Certo, ci sono laboratori per aiutare le famiglie peruviane ad affrontare le difficoltà quando i bambini sono a casa tutto il giorno con lezioni on line, che danno indicazioni su come risolvere i litigi e tenere sotto controllo gli animi ma gli specialisti sono molto preoccupati dagli effetti a lungo termine della pandemia soprattutto sui bambini orfani.

Per Yuri Cutipé, il direttore esecutivo presso il ministero della Sanità del Perù, «se aggiungiamo la perdita di un genitore o di un caregiver all’impatto sulla salute mentale della pandemia nel contesto dell’indebolimento delle reti familiari e comunitarie, e delle carenze economiche, la psiche di tutta questa fascia di popolazione rischia di essere segnata da difficoltà complesse».

I lunghi lockdown, infatti, hanno causato un forte aumento della violenza domestica, nonché dell’ansia e della depressione nei più piccoli.

Un terzo dei bambini di Lima, infatti «mostra un alto rischio di avere in futuro problemi di salute mentale» secondo uno studio del ministero della Sanità del Perù e dell’Unicef.

Per Roxana Pingo, coordinatrice del programma di risposta al Covid di Save the Children Perù «oltre al dramma dei bambini morti per il virus, qui i minori che ce l’hanno fatta sono stati colpiti in modo estremo sia dalla depressione che dall’ansia».

A fare il punto con Popoli e Missione sulla situazione degli “orfani da Covid” in Perù è padre Manolo Cayo, ispettore salesiano nel Paese andino: «Noi salesiani qui siamo in 98, distribuiti in 15 comunità, dall’Amazzonia alle Ande.

Abbiamo sparse sul territorio 10 scuole, nove Case Don Bosco per giovani in situazioni di vulnerabilità, e tre centri missionari.

Con la Fondazione Don Bosco abbiamo lavorato insieme alla Chiesa peruviana nella campagna dell’ossigeno e con il Banco Alimentare per l’emergenza alimentare.
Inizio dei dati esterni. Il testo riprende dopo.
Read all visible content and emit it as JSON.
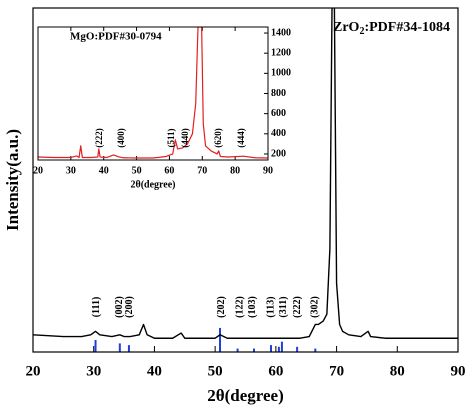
{
  "chart_data": [
    {
      "type": "line",
      "title": "ZrO",
      "title_subscript": "2",
      "title_suffix": ":PDF#34-1084",
      "x_label": "2θ(degree)",
      "y_label": "Intensity(a.u.)",
      "xlim": [
        20,
        90
      ],
      "xticks": [
        20,
        30,
        40,
        50,
        60,
        70,
        80,
        90
      ],
      "ylim": [
        0,
        100
      ],
      "series": [
        {
          "color": "#000000",
          "x": [
            20,
            25,
            28,
            29.5,
            30.3,
            31,
            33,
            34.3,
            35,
            36,
            37.5,
            38.2,
            38.8,
            40,
            43,
            44.4,
            45,
            48,
            50,
            50.8,
            52,
            55,
            58,
            60,
            62,
            64,
            65.5,
            66.5,
            67,
            67.8,
            68.4,
            68.9,
            69.3,
            69.6,
            70.0,
            70.5,
            71,
            72,
            74,
            75.2,
            75.6,
            78,
            82,
            86,
            90
          ],
          "values": [
            5,
            4.5,
            4.5,
            5,
            6,
            5,
            4.5,
            5,
            4.5,
            4.5,
            5,
            8,
            5,
            4,
            4,
            5.5,
            4,
            4,
            4,
            5,
            4,
            4,
            4,
            4,
            4,
            4,
            4.5,
            8,
            8,
            9,
            11,
            30,
            110,
            110,
            20,
            8,
            6,
            5,
            4.5,
            6,
            4.5,
            4,
            4,
            4,
            4
          ]
        }
      ],
      "reference": {
        "color": "#1e3fe0",
        "x": [
          30.3,
          34.3,
          35.8,
          50.8,
          53.7,
          56.4,
          59.2,
          60.5,
          61,
          63.5,
          66.5
        ],
        "values": [
          3.5,
          2.5,
          2,
          7,
          1,
          1,
          2,
          1.5,
          3,
          1.5,
          1
        ]
      },
      "annotations": [
        {
          "text": "(111)",
          "x": 30.5
        },
        {
          "text": "(002)",
          "x": 34.3
        },
        {
          "text": "(200)",
          "x": 35.9
        },
        {
          "text": "(202)",
          "x": 51.1
        },
        {
          "text": "(122)",
          "x": 54.1
        },
        {
          "text": "(103)",
          "x": 56.2
        },
        {
          "text": "(113)",
          "x": 59.2
        },
        {
          "text": "(311)",
          "x": 61.3
        },
        {
          "text": "(222)",
          "x": 63.6
        },
        {
          "text": "(302)",
          "x": 66.5
        }
      ]
    },
    {
      "type": "line",
      "title": "MgO:PDF#30-0794",
      "x_label": "2θ(degree)",
      "xlim": [
        20,
        90
      ],
      "xticks": [
        20,
        30,
        40,
        50,
        60,
        70,
        80,
        90
      ],
      "ylim": [
        140,
        1460
      ],
      "yticks": [
        200,
        400,
        600,
        800,
        1000,
        1200,
        1400
      ],
      "series": [
        {
          "color": "#e02020",
          "x": [
            20,
            25,
            30,
            31.8,
            32.5,
            33,
            33.5,
            36,
            38.2,
            38.5,
            38.9,
            41,
            43,
            44.5,
            46,
            50,
            55,
            59,
            61,
            61.8,
            62.5,
            64,
            65.5,
            67,
            68,
            68.7,
            69.8,
            70.3,
            71,
            72.7,
            74.5,
            75,
            75.5,
            78,
            82.5,
            86,
            90
          ],
          "values": [
            170,
            165,
            165,
            180,
            165,
            280,
            165,
            165,
            170,
            250,
            170,
            165,
            190,
            172,
            162,
            160,
            160,
            175,
            200,
            340,
            250,
            260,
            300,
            400,
            700,
            1460,
            1460,
            500,
            280,
            230,
            200,
            230,
            175,
            170,
            178,
            162,
            160
          ]
        }
      ],
      "annotations": [
        {
          "text": "(222)",
          "x": 38.9
        },
        {
          "text": "(400)",
          "x": 45.5
        },
        {
          "text": "(511)",
          "x": 60.8
        },
        {
          "text": "(440)",
          "x": 65
        },
        {
          "text": "(620)",
          "x": 75
        },
        {
          "text": "(444)",
          "x": 82
        }
      ]
    }
  ]
}
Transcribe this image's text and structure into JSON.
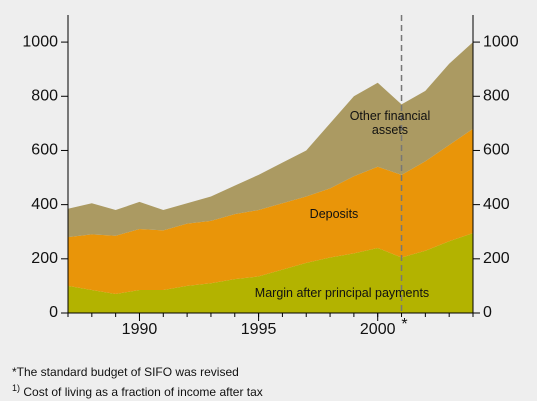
{
  "chart_data": {
    "type": "stacked_area",
    "x": [
      1987,
      1988,
      1989,
      1990,
      1991,
      1992,
      1993,
      1994,
      1995,
      1996,
      1997,
      1998,
      1999,
      2000,
      2001,
      2002,
      2003,
      2004
    ],
    "series": [
      {
        "name": "Margin after principal payments",
        "color": "#b3b300",
        "values": [
          100,
          85,
          70,
          85,
          85,
          100,
          110,
          125,
          135,
          160,
          185,
          205,
          220,
          240,
          205,
          230,
          265,
          295
        ]
      },
      {
        "name": "Deposits",
        "color": "#e99509",
        "values": [
          180,
          205,
          215,
          225,
          220,
          230,
          230,
          240,
          245,
          245,
          245,
          255,
          285,
          300,
          305,
          330,
          355,
          385
        ]
      },
      {
        "name": "Other financial assets",
        "color": "#ab9a62",
        "values": [
          105,
          115,
          95,
          100,
          75,
          75,
          90,
          105,
          130,
          150,
          170,
          240,
          295,
          310,
          260,
          260,
          300,
          320
        ]
      }
    ],
    "xlim": [
      1987,
      2004
    ],
    "xticks": [
      1990,
      1995,
      2000
    ],
    "ylim": [
      0,
      1100
    ],
    "yticks": [
      0,
      200,
      400,
      600,
      800,
      1000
    ],
    "y2lim": [
      0,
      1100
    ],
    "y2ticks": [
      0,
      200,
      400,
      600,
      800,
      1000
    ],
    "marker_x": 2001,
    "marker_label": "*",
    "footnotes": [
      {
        "text": "*The standard budget of SIFO was revised"
      },
      {
        "marker": "1)",
        "text": " Cost of living as a fraction of income after tax"
      }
    ]
  }
}
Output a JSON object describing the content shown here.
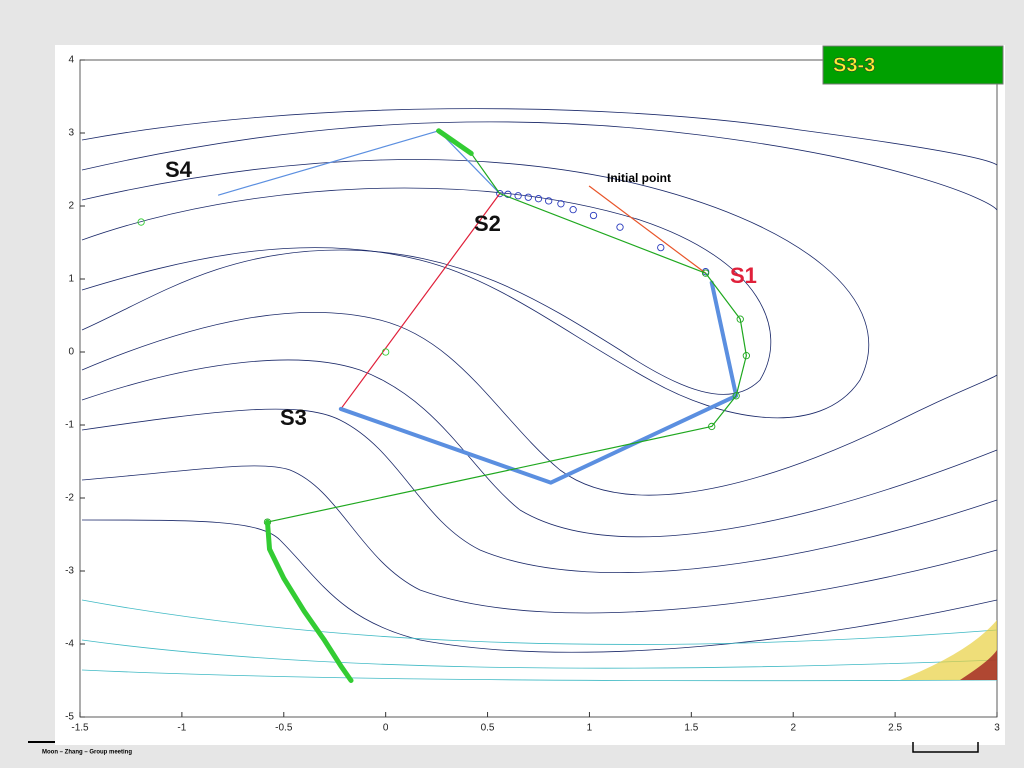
{
  "chart_data": {
    "type": "line",
    "title": "S3-3",
    "footer": "Moon – Zhang – Group meeting",
    "xlim": [
      -1.5,
      3
    ],
    "ylim": [
      -5,
      4
    ],
    "xticks": [
      -1.5,
      -1,
      -0.5,
      0,
      0.5,
      1,
      1.5,
      2,
      2.5,
      3
    ],
    "yticks": [
      -5,
      -4,
      -3,
      -2,
      -1,
      0,
      1,
      2,
      3,
      4
    ],
    "annotations": [
      "S1",
      "S2",
      "S3",
      "S4",
      "Initial point"
    ],
    "series": [
      {
        "color": "#5b8fe0",
        "width": 1.2,
        "marker": "none",
        "x": [
          -0.82,
          0.26,
          0.56
        ],
        "values": [
          2.15,
          3.03,
          2.17
        ]
      },
      {
        "color": "#2a3bbd",
        "width": 0.8,
        "marker": "o",
        "x": [
          0.56,
          0.6,
          0.65,
          0.7,
          0.75,
          0.8,
          0.86,
          0.92,
          1.02,
          1.15,
          1.35,
          1.57
        ],
        "values": [
          2.17,
          2.16,
          2.14,
          2.12,
          2.1,
          2.07,
          2.03,
          1.95,
          1.87,
          1.71,
          1.43,
          1.1
        ]
      },
      {
        "color": "#e0203a",
        "width": 1.2,
        "marker": "none",
        "x": [
          0.56,
          -0.22
        ],
        "values": [
          2.17,
          -0.78
        ]
      },
      {
        "color": "#e8552a",
        "width": 1.2,
        "marker": "none",
        "x": [
          1.0,
          1.57
        ],
        "values": [
          2.27,
          1.08
        ]
      },
      {
        "color": "#5b8fe0",
        "width": 4,
        "marker": "none",
        "x": [
          1.6,
          1.72,
          0.81,
          -0.22
        ],
        "values": [
          0.95,
          -0.6,
          -1.79,
          -0.78
        ]
      },
      {
        "color": "#1fa81f",
        "width": 1.2,
        "marker": "o",
        "x": [
          1.57,
          1.74,
          1.77,
          1.72,
          1.6,
          -0.58
        ],
        "values": [
          1.08,
          0.45,
          -0.05,
          -0.6,
          -1.02,
          -2.33
        ]
      },
      {
        "color": "#1fa81f",
        "width": 1.2,
        "marker": "none",
        "x": [
          1.57,
          0.56,
          0.42,
          0.25
        ],
        "values": [
          1.08,
          2.17,
          2.72,
          3.03
        ]
      },
      {
        "color": "#33cc33",
        "width": 5,
        "marker": "none",
        "x": [
          0.26,
          0.42
        ],
        "values": [
          3.03,
          2.72
        ]
      },
      {
        "color": "#33cc33",
        "width": 5,
        "marker": "none",
        "x": [
          -0.58,
          -0.57,
          -0.5,
          -0.4,
          -0.3,
          -0.22,
          -0.17
        ],
        "values": [
          -2.33,
          -2.7,
          -3.1,
          -3.55,
          -3.95,
          -4.3,
          -4.5
        ]
      },
      {
        "color": "#33cc33",
        "width": 0.8,
        "marker": "o",
        "x": [
          -1.2,
          0.0
        ],
        "values": [
          1.78,
          0.0
        ]
      }
    ]
  }
}
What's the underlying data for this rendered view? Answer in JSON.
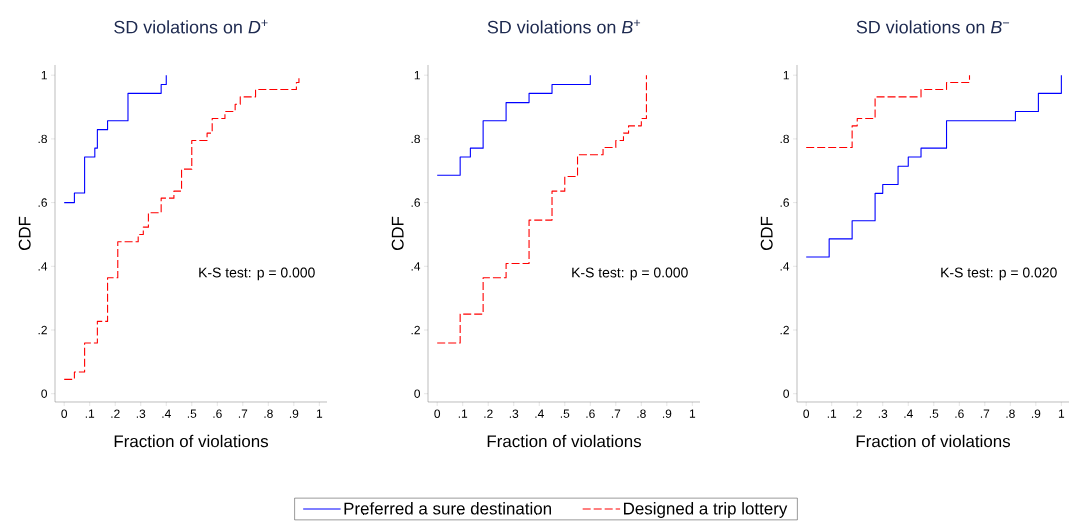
{
  "chart_data": [
    {
      "type": "step",
      "title": "SD violations on *D*$^{+}$",
      "xlabel": "Fraction of violations",
      "ylabel": "CDF",
      "xlim": [
        -0.036,
        1.03
      ],
      "ylim": [
        -0.026,
        1.032
      ],
      "xticks": [
        0,
        {
          "value": 0.1,
          "label": ".1"
        },
        {
          "value": 0.2,
          "label": ".2"
        },
        {
          "value": 0.3,
          "label": ".3"
        },
        {
          "value": 0.4,
          "label": ".4"
        },
        {
          "value": 0.5,
          "label": ".5"
        },
        {
          "value": 0.6,
          "label": ".6"
        },
        {
          "value": 0.7,
          "label": ".7"
        },
        {
          "value": 0.8,
          "label": ".8"
        },
        {
          "value": 0.9,
          "label": ".9"
        },
        1
      ],
      "yticks": [
        0,
        {
          "value": 0.2,
          "label": ".2"
        },
        {
          "value": 0.4,
          "label": ".4"
        },
        {
          "value": 0.6,
          "label": ".6"
        },
        {
          "value": 0.8,
          "label": ".8"
        },
        1
      ],
      "legend": "bottom",
      "annotations": [
        "K-S test: p = 0.000"
      ],
      "series": [
        {
          "name": "Preferred a sure destination",
          "color": "#0000ff",
          "line_style": "solid",
          "x": [
            0,
            0.04,
            0.08,
            0.12,
            0.13,
            0.17,
            0.25,
            0.38,
            0.4
          ],
          "values": [
            0.6,
            0.63,
            0.743,
            0.771,
            0.829,
            0.857,
            0.943,
            0.971,
            1.0
          ]
        },
        {
          "name": "Designed a trip lottery",
          "color": "#ff0000",
          "line_style": "dashed",
          "x": [
            0,
            0.04,
            0.08,
            0.13,
            0.17,
            0.21,
            0.29,
            0.31,
            0.33,
            0.38,
            0.43,
            0.46,
            0.5,
            0.56,
            0.58,
            0.63,
            0.67,
            0.69,
            0.75,
            0.91,
            0.92
          ],
          "values": [
            0.045,
            0.068,
            0.159,
            0.227,
            0.364,
            0.477,
            0.5,
            0.523,
            0.568,
            0.614,
            0.636,
            0.705,
            0.795,
            0.818,
            0.864,
            0.886,
            0.909,
            0.932,
            0.955,
            0.977,
            1.0
          ]
        }
      ]
    },
    {
      "type": "step",
      "title": "SD violations on *B*$^{+}$",
      "xlabel": "Fraction of violations",
      "ylabel": "CDF",
      "xlim": [
        -0.036,
        1.03
      ],
      "ylim": [
        -0.026,
        1.032
      ],
      "xticks": [
        0,
        {
          "value": 0.1,
          "label": ".1"
        },
        {
          "value": 0.2,
          "label": ".2"
        },
        {
          "value": 0.3,
          "label": ".3"
        },
        {
          "value": 0.4,
          "label": ".4"
        },
        {
          "value": 0.5,
          "label": ".5"
        },
        {
          "value": 0.6,
          "label": ".6"
        },
        {
          "value": 0.7,
          "label": ".7"
        },
        {
          "value": 0.8,
          "label": ".8"
        },
        {
          "value": 0.9,
          "label": ".9"
        },
        1
      ],
      "yticks": [
        0,
        {
          "value": 0.2,
          "label": ".2"
        },
        {
          "value": 0.4,
          "label": ".4"
        },
        {
          "value": 0.6,
          "label": ".6"
        },
        {
          "value": 0.8,
          "label": ".8"
        },
        1
      ],
      "annotations": [
        "K-S test: p = 0.000"
      ],
      "series": [
        {
          "color": "#0000ff",
          "line_style": "solid",
          "x": [
            0,
            0.09,
            0.13,
            0.18,
            0.27,
            0.36,
            0.45,
            0.6
          ],
          "values": [
            0.686,
            0.743,
            0.771,
            0.857,
            0.914,
            0.943,
            0.971,
            1.0
          ]
        },
        {
          "color": "#ff0000",
          "line_style": "dashed",
          "x": [
            0,
            0.09,
            0.18,
            0.27,
            0.36,
            0.45,
            0.5,
            0.55,
            0.65,
            0.7,
            0.73,
            0.75,
            0.8,
            0.82
          ],
          "values": [
            0.159,
            0.25,
            0.364,
            0.409,
            0.545,
            0.636,
            0.682,
            0.75,
            0.773,
            0.795,
            0.818,
            0.841,
            0.864,
            1.0
          ]
        }
      ]
    },
    {
      "type": "step",
      "title": "SD violations on *B*$^{−}$",
      "xlabel": "Fraction of violations",
      "ylabel": "CDF",
      "xlim": [
        -0.036,
        1.03
      ],
      "ylim": [
        -0.026,
        1.032
      ],
      "xticks": [
        0,
        {
          "value": 0.1,
          "label": ".1"
        },
        {
          "value": 0.2,
          "label": ".2"
        },
        {
          "value": 0.3,
          "label": ".3"
        },
        {
          "value": 0.4,
          "label": ".4"
        },
        {
          "value": 0.5,
          "label": ".5"
        },
        {
          "value": 0.6,
          "label": ".6"
        },
        {
          "value": 0.7,
          "label": ".7"
        },
        {
          "value": 0.8,
          "label": ".8"
        },
        {
          "value": 0.9,
          "label": ".9"
        },
        1
      ],
      "yticks": [
        0,
        {
          "value": 0.2,
          "label": ".2"
        },
        {
          "value": 0.4,
          "label": ".4"
        },
        {
          "value": 0.6,
          "label": ".6"
        },
        {
          "value": 0.8,
          "label": ".8"
        },
        1
      ],
      "annotations": [
        "K-S test: p = 0.020"
      ],
      "series": [
        {
          "color": "#0000ff",
          "line_style": "solid",
          "x": [
            0,
            0.09,
            0.18,
            0.27,
            0.3,
            0.36,
            0.4,
            0.45,
            0.55,
            0.82,
            0.91,
            1.0
          ],
          "values": [
            0.429,
            0.486,
            0.543,
            0.629,
            0.657,
            0.714,
            0.743,
            0.771,
            0.857,
            0.886,
            0.943,
            1.0
          ]
        },
        {
          "color": "#ff0000",
          "line_style": "dashed",
          "x": [
            0,
            0.18,
            0.2,
            0.27,
            0.45,
            0.55,
            0.64
          ],
          "values": [
            0.773,
            0.841,
            0.864,
            0.932,
            0.955,
            0.977,
            1.0
          ]
        }
      ]
    }
  ]
}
Abbiamo realizzato campagne d’intervento diretto in più di 90 ollas populares, come qui si chiamano le mense per i poveri».

Inoltre «stiamo garantendo da quasi due anni l’accesso digitale alla scuola per gli adolescenti e i giovani più poveri, visto che in Perù non si va a scuola dal marzo del 2020: la lunga mancanza di frequenza scolastica è un grave problema che si aggiunge alle terribili cifre degli orfani del Covid».

La causa del disastro peruviano è che in Perù «i vaccini sono arrivati molto tardi e l’assistenza sanitaria è precaria.

Come Chiesa abbiamo aiutato con ogni forza possibile ma lo scorso anno, nel pieno del picco pandemico, sono venute a mancare le bombole di ossigeno e le Unità di terapia intensiva degli ospedali sono state prese d’assalto, con l’occupazione dei letti al 100%.

Molte persone sono così morte in casa, senza ricevere assistenza». Proprio come Katherine. Quattro degli oltre 100mila orfani del Perù sono i suoi figli.